I should mention she’s a psychologist.
[/slight hijack]
I’d have to say the finest recent science fiction movie I’ve seen was Contact. Some over-the-top visuals but it did a great job of exploring SETI and the consequences. And the explorations of belief are worthwhile.
But I take issue with ‘imagining a new technology and then extrapolating what effects that technology will have’. Too much of it is the Campbellian ‘technology focus’. Science fiction can be about any trend or science. It’s easy to focus on technology but futuristic ideas can come from any discipline, not just hardware.
Farenheit 451 count?
“The matrix…is a martial arts movie”
:rolleyes:
Maybe a wannabe martial arts movie, but it takes people who really know what the fuck they’re doing to make a martial arts movie. Even some of the absolutely rubbish Jackie Chan movies I’ve seen are still better martial arts movies; they have martial artists in them!
Although I appreciate that to the layman there isn’t a lot of difference.
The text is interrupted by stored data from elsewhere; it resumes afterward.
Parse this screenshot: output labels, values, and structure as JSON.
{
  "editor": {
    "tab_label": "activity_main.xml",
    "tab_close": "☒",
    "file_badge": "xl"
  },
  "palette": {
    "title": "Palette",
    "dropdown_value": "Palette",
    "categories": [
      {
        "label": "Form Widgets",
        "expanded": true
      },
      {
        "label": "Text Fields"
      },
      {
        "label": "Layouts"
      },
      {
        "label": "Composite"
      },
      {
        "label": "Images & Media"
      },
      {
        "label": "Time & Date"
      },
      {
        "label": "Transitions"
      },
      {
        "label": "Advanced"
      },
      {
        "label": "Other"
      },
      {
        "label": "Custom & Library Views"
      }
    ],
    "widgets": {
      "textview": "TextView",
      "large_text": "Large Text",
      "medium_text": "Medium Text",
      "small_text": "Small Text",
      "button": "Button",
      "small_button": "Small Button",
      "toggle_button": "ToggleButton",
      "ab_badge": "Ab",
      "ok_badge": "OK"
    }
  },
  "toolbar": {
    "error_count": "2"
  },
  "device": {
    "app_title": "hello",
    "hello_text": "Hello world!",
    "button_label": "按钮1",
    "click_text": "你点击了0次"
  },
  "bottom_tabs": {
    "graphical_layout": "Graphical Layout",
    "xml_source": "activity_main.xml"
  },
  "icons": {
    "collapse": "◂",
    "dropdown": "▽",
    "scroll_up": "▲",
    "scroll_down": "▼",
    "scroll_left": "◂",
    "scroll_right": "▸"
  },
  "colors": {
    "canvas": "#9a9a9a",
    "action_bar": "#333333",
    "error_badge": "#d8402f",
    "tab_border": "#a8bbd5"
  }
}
Yes, it does. As do Brave New World, 1984, Wizard of Oz, Slaughterhouse 5 and a lot of other books, generally not with words like ‘science fiction’ on the cover. There is a distinct lack of BEM’s, laser guns and space ships too.
When people talk about SciFi and how childish and boring, they find it, they usually think of Space Opera. While I enjoy that subset of the genre, I can certainly understand why some poeple don’t like it.
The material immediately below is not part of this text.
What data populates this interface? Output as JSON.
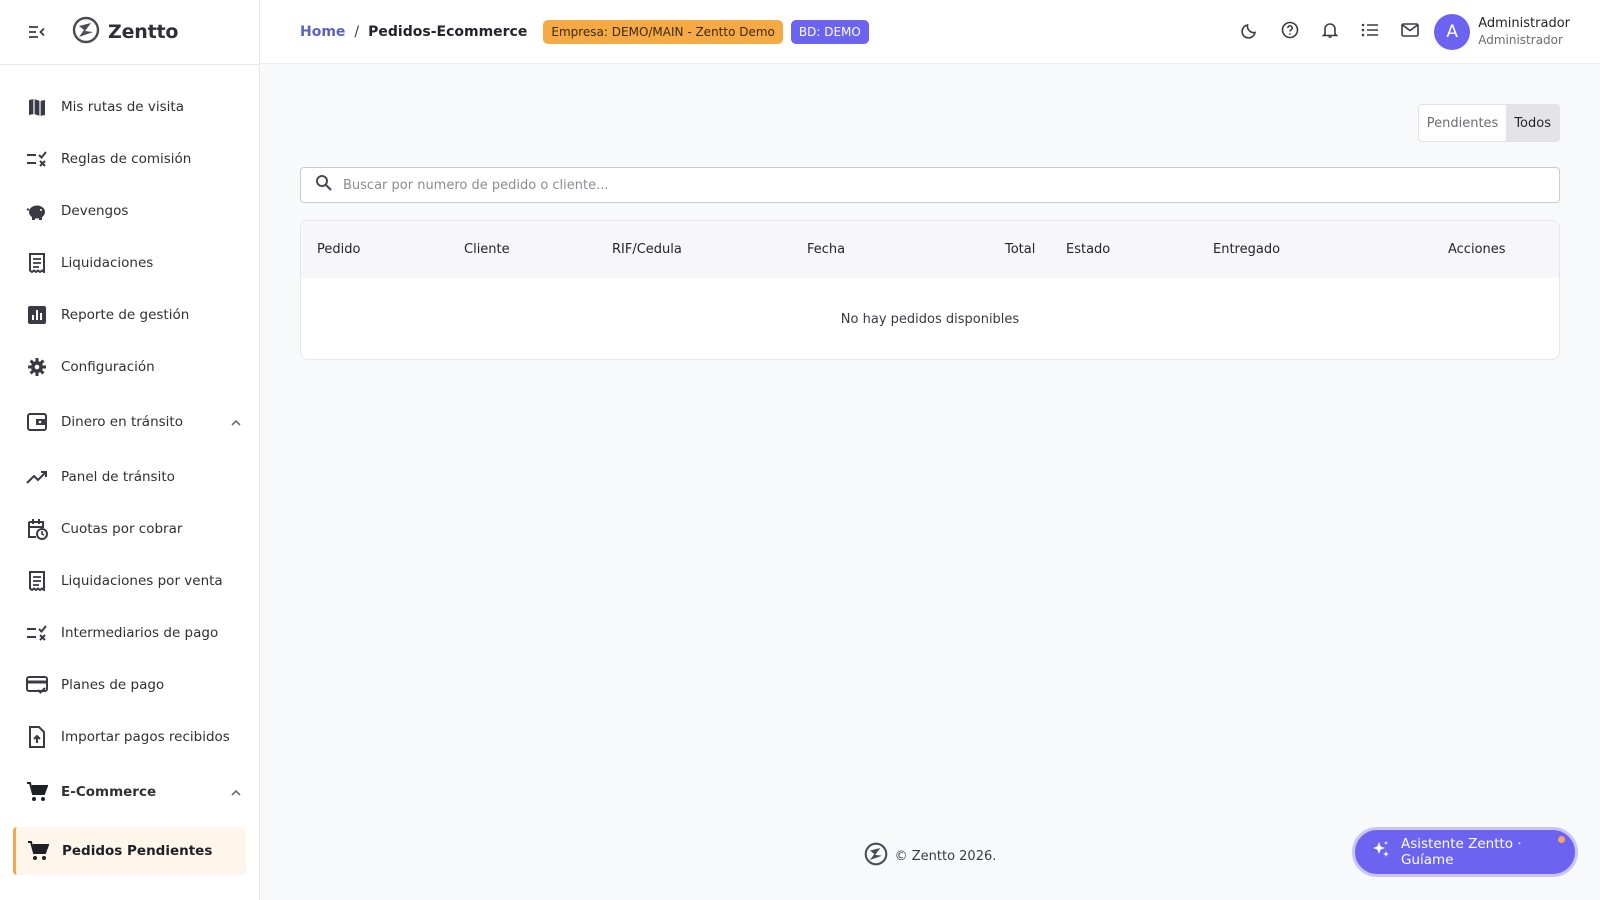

I dunno, buddy. I have severe doubts about ‘Wizard of Oz’ fitting in there. That’s much closer to fantasy.
If you use Sci-fi to refer only to science fiction in films and television, then you most definitely have a point. Where science fiction novels and stories are meant to extrapolate inventive plots and “what-if” scenarios from the known laws of science, Sci-fi (or “skiffy” as Harlan Ellison calls it) dumbs down its stories for the level of comprehension of the average studio executive, leading us to such abominations as V and Buck Rogers.
Sure, the occasional thought-provoking film, such as 2001: A Space Odyssey or The Day the Earth Stood Still gets made, but because the producers and studio heads who greenlight movies think that their own dimness represents the IQ of the movie-going audience, crap will always continue to drown out the occasional gem. Just look at the opposition two intelligent TV shows, Babylon 5 and Futurama, faced from their own companies.
V was an abomination? I have Michael Ironside running around with that Mac-10 still burned into my brain.
Psst: I mean the movie, Gaspode.
I don’t rememeber the movie, F451.
And I was refering to the Oz books, and not the technicolor fest that seems to be so embedded in American minds.